Ultimately, the Battle of the Bulge ended in German defeat, but at a terrible cost in lives on both sides. And while there would still be months of hard fighting to come, the Allied advance towards (and ultimately into) Germany proceeded apace.
For the 77th, however, the war was coming to a close, at least in terms of dodging bombs and bullets. The unit spent much of March-May 1945 treating German prisoners of war, mostly bedraggled adolescents and elderly men conscripted to fight for a hopeless cause during Hitler’s last days. And when V-E Day came on May 8, the 77th found itself just across Germany’s western border in the town of Rheydt – the farthest extent of the unit’s penetration – caring for these most pitiful of patients, medical professionals to the end.
By September 1945, nearly every member of the 77th Evacuation Hospital Unit had been discharged and was bound for home. Miraculously, not a single solider from the original complement had been killed during 40 months of continuous active duty service. And apparently, this inherent survivability, through skilled hands, was passed on to their patients as well. In 1944, for example (by far the busiest and deadliest year), of the 25,408 patients admitted to the 77th’s surgical department – many of whom had suffered serious battlefield injuries – only 94 later died: a minuscule mortality rate of 0.37 percent.
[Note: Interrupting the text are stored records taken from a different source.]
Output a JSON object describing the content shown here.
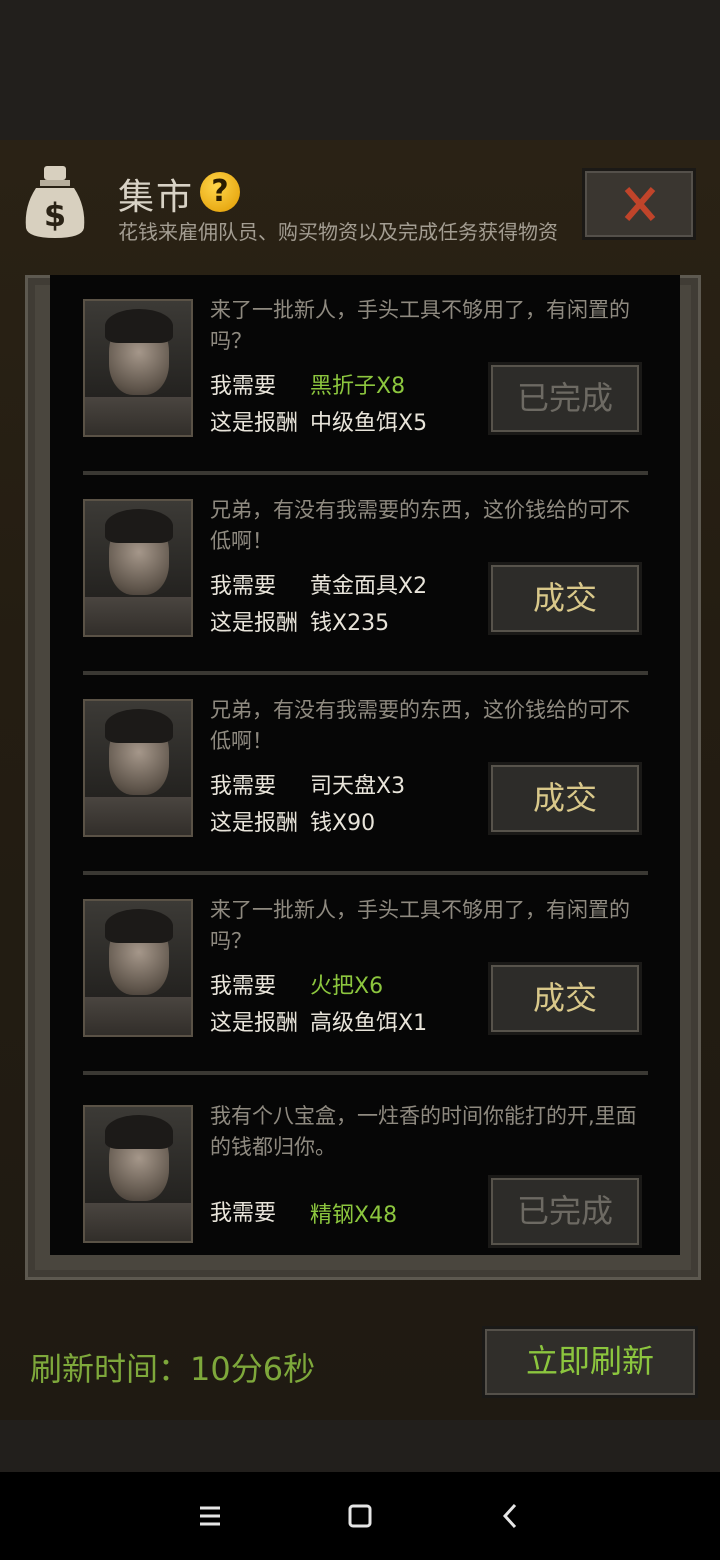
{
  "header": {
    "title": "集市",
    "help_symbol": "?",
    "subtitle": "花钱来雇佣队员、购买物资以及完成任务获得物资"
  },
  "labels": {
    "need": "我需要",
    "reward": "这是报酬"
  },
  "offers": [
    {
      "quote": "来了一批新人，手头工具不够用了，有闲置的吗？",
      "need": "黑折子X8",
      "reward": "中级鱼饵X5",
      "button": "已完成",
      "status": "completed"
    },
    {
      "quote": "兄弟，有没有我需要的东西，这价钱给的可不低啊！",
      "need": "黄金面具X2",
      "reward": "钱X235",
      "button": "成交",
      "status": "available"
    },
    {
      "quote": "兄弟，有没有我需要的东西，这价钱给的可不低啊！",
      "need": "司天盘X3",
      "reward": "钱X90",
      "button": "成交",
      "status": "available"
    },
    {
      "quote": "来了一批新人，手头工具不够用了，有闲置的吗？",
      "need": "火把X6",
      "reward": "高级鱼饵X1",
      "button": "成交",
      "status": "available"
    },
    {
      "quote": "我有个八宝盒，一炷香的时间你能打的开,里面的钱都归你。",
      "need": "精钢X48",
      "reward": "",
      "button": "已完成",
      "status": "completed"
    }
  ],
  "footer": {
    "refresh_label": "刷新时间：10分6秒",
    "refresh_button": "立即刷新"
  },
  "colors": {
    "accent_green": "#8cc63e",
    "button_gold": "#d9c88a"
  }
}
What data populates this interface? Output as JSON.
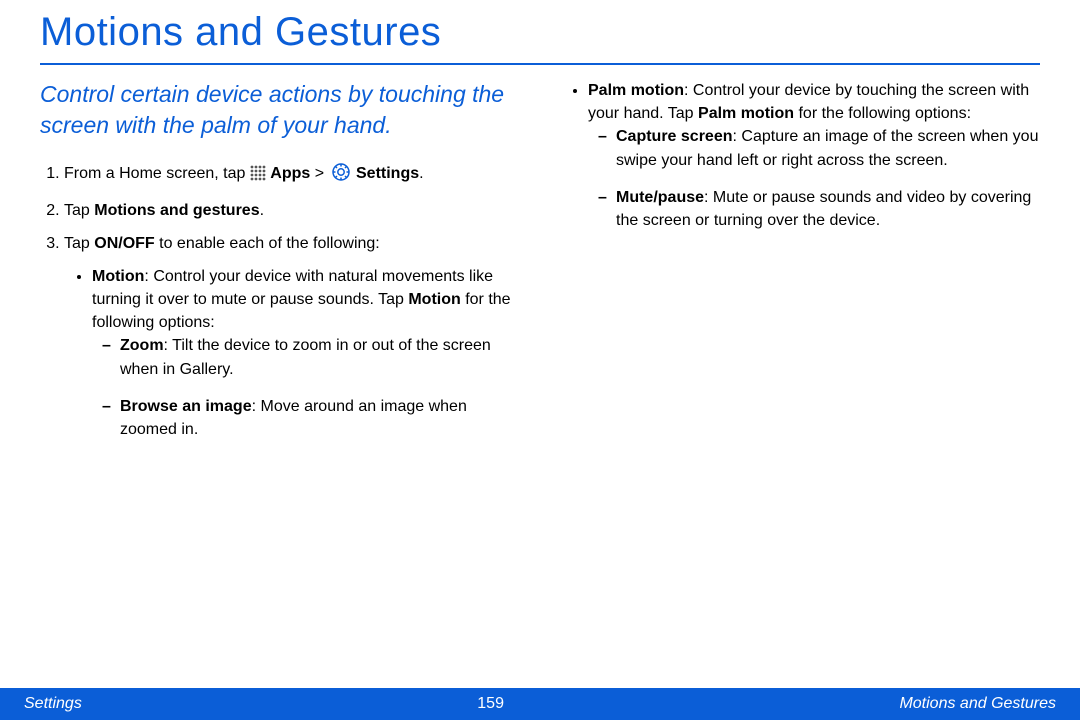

In the years since 1945, members of the 77th Evacuation Hospital Unit, like millions of other World War II veterans, went back to their civilian status and pursued achievements large and ordinary that, in aggregate, confirmed their cohort’s designation as “The Greatest Generation.” Having temporarily taken up arms when their country was in mortal peril, their military service became (and remained) a defining moment in their lives.
Indeed, this was particularly true for veterans of the 77th who, for almost 60 years, met annually to reminisce about their World War II experiences and catch up on the present. Invariably well attended, the popularity of these reunions among this self-selected band of brothers and sisters reflected a sentiment once expressed by Dorothy Osgood, one of the unit’s nurses. “The 77th Evacuation Hospital,” she said in 1979, “was just like a big family.”
The passage of time, of course, has taken a far greater toll on the 77th’s ranks than wartime hazards ever did. By September 2004, only 15 members out of a presumed 30 survivors came together to celebrate the unit’s final reunion, held in Dayton, Ohio.